In April, two news stories broke on priestly sexual abuse that warranted our comment; one of the stories was published by the Associated Press and the other one by Media Matters.

The AP story admitted that “The overwhelming majority of the victims were adolescents. That means very few guilty priests were pedophiles, a term mental health professionals reserve for those who target pre-pubescent children.” Fine. But then it said something that was absolutely remarkable: “Even though about 80 percent of victims were boys, the John Jay researchers and other experts on sex offenders say it does not mean that the perpetrators were gay.” So what would they be? Heterosexual?

The Media Matters story relied on an extraordinary remark made during an interview with Margaret Smith, a professor who worked on the John Jay study.
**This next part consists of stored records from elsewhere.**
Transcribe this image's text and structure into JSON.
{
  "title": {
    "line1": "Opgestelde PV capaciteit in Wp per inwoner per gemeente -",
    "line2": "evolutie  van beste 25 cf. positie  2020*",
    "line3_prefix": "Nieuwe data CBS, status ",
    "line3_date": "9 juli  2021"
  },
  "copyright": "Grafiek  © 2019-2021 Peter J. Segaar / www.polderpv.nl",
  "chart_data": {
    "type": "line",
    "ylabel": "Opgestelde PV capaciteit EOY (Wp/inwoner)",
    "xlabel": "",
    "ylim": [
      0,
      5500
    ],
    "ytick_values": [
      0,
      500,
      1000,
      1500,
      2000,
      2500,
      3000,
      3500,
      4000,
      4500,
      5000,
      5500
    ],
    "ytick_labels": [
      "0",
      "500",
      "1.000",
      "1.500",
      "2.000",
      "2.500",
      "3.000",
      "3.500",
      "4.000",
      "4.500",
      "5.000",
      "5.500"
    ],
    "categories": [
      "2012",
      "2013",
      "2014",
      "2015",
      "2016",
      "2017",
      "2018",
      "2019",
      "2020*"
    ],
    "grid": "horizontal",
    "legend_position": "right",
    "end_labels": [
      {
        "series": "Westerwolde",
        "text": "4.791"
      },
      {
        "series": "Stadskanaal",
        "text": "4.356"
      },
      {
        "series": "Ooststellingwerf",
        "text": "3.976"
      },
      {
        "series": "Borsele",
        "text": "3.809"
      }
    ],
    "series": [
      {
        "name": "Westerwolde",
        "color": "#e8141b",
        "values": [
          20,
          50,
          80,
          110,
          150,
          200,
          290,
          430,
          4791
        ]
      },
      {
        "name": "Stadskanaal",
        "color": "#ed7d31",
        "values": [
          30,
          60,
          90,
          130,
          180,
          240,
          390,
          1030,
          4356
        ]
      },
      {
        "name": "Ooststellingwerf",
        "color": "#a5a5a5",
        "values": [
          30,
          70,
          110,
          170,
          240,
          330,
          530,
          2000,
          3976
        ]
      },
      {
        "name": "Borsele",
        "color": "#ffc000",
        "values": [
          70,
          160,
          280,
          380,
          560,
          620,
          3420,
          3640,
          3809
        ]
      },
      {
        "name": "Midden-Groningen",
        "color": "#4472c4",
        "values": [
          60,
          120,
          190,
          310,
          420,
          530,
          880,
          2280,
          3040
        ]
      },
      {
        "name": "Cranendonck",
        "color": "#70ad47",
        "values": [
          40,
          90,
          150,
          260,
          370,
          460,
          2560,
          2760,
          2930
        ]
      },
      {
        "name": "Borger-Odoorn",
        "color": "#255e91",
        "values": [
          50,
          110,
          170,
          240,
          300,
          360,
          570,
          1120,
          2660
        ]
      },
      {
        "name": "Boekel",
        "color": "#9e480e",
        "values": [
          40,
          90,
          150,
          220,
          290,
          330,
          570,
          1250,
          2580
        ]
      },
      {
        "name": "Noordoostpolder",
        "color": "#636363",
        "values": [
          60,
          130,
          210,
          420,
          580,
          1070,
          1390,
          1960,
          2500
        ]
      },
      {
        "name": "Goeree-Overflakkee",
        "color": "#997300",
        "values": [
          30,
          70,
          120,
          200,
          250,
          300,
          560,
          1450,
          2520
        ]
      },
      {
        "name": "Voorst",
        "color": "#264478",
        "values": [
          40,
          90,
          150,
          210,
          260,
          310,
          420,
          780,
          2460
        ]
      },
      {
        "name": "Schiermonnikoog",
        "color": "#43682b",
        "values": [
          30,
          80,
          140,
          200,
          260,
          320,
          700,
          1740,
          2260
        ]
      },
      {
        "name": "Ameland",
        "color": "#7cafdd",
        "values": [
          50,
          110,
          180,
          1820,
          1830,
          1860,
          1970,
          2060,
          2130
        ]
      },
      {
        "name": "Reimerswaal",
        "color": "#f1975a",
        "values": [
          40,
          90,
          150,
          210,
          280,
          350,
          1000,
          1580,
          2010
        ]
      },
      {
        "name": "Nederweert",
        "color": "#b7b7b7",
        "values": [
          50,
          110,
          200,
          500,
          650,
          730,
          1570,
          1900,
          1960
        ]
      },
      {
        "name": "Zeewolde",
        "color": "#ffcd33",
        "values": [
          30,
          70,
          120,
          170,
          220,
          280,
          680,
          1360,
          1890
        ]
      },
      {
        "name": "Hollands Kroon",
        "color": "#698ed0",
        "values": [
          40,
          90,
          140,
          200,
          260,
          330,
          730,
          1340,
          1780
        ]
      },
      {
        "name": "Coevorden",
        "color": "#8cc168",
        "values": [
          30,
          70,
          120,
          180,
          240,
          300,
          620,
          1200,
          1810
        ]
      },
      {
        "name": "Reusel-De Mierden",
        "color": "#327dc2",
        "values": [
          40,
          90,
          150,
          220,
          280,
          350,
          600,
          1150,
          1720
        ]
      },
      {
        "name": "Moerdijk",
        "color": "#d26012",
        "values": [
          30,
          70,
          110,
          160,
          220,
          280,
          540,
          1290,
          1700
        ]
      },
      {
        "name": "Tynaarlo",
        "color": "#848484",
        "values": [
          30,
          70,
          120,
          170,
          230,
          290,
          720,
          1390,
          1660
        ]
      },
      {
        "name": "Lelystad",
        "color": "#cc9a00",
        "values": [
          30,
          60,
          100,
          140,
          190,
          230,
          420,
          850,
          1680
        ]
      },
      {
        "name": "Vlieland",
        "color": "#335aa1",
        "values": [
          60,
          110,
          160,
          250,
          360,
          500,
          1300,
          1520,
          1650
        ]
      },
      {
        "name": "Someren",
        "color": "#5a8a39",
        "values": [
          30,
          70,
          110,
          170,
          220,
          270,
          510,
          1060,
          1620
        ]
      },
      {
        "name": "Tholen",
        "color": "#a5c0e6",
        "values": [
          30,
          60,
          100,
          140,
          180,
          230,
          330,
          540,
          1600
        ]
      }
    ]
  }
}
She said that although Bill Donohue had “quoted the study’s data correctly,” he nonetheless “drew an unwarranted conclusion.”

Donohue questioned where he was wrong in stating that most of the molesters have been gay.

Smith also said, “The majority of the abusive acts were homosexual in nature. That participation in homosexual acts is not the same as sexual identity as a gay man.”

Donohue replied, “So if two men sodomize each other, no one really knows if this qualifies as gay sex. Now I must admit that when I was studying for my doctorate in sociology at NYU, they never taught me such logic.”

Both of the stories said the reason why there were so many male victims is because the priests did not have access to girls as altar servers. This was nonsense. There have been girl altar servers in some U.S. dioceses since 1983, and almost everywhere since 1994. The statistics actually show that the more priests have access to girls, the less likely it is for girls to be abused.

Here’s the tally. As reported in 2004, between 1950 and 2002, 81 percent of the victims were male; in 2005, it stayed the same; in 2006, it dropped to 80 percent; in 2007, it climbed to 82 percent; in 2008, it jumped to 84 percent; and in 2009, it held at 84 percent.

In other words, even though priests have less access to males, homosexual priests are molesting them at a higher rate. Ironically, critics of the Church who allege there has been a cover-up are not altogether wrong—it’s just that they have identified the wrong subject. The real cover-up involves the role that molesting homosexuals have played in the abuse scandal. But to say so is politically incorrect these days, though that hardly matters to us.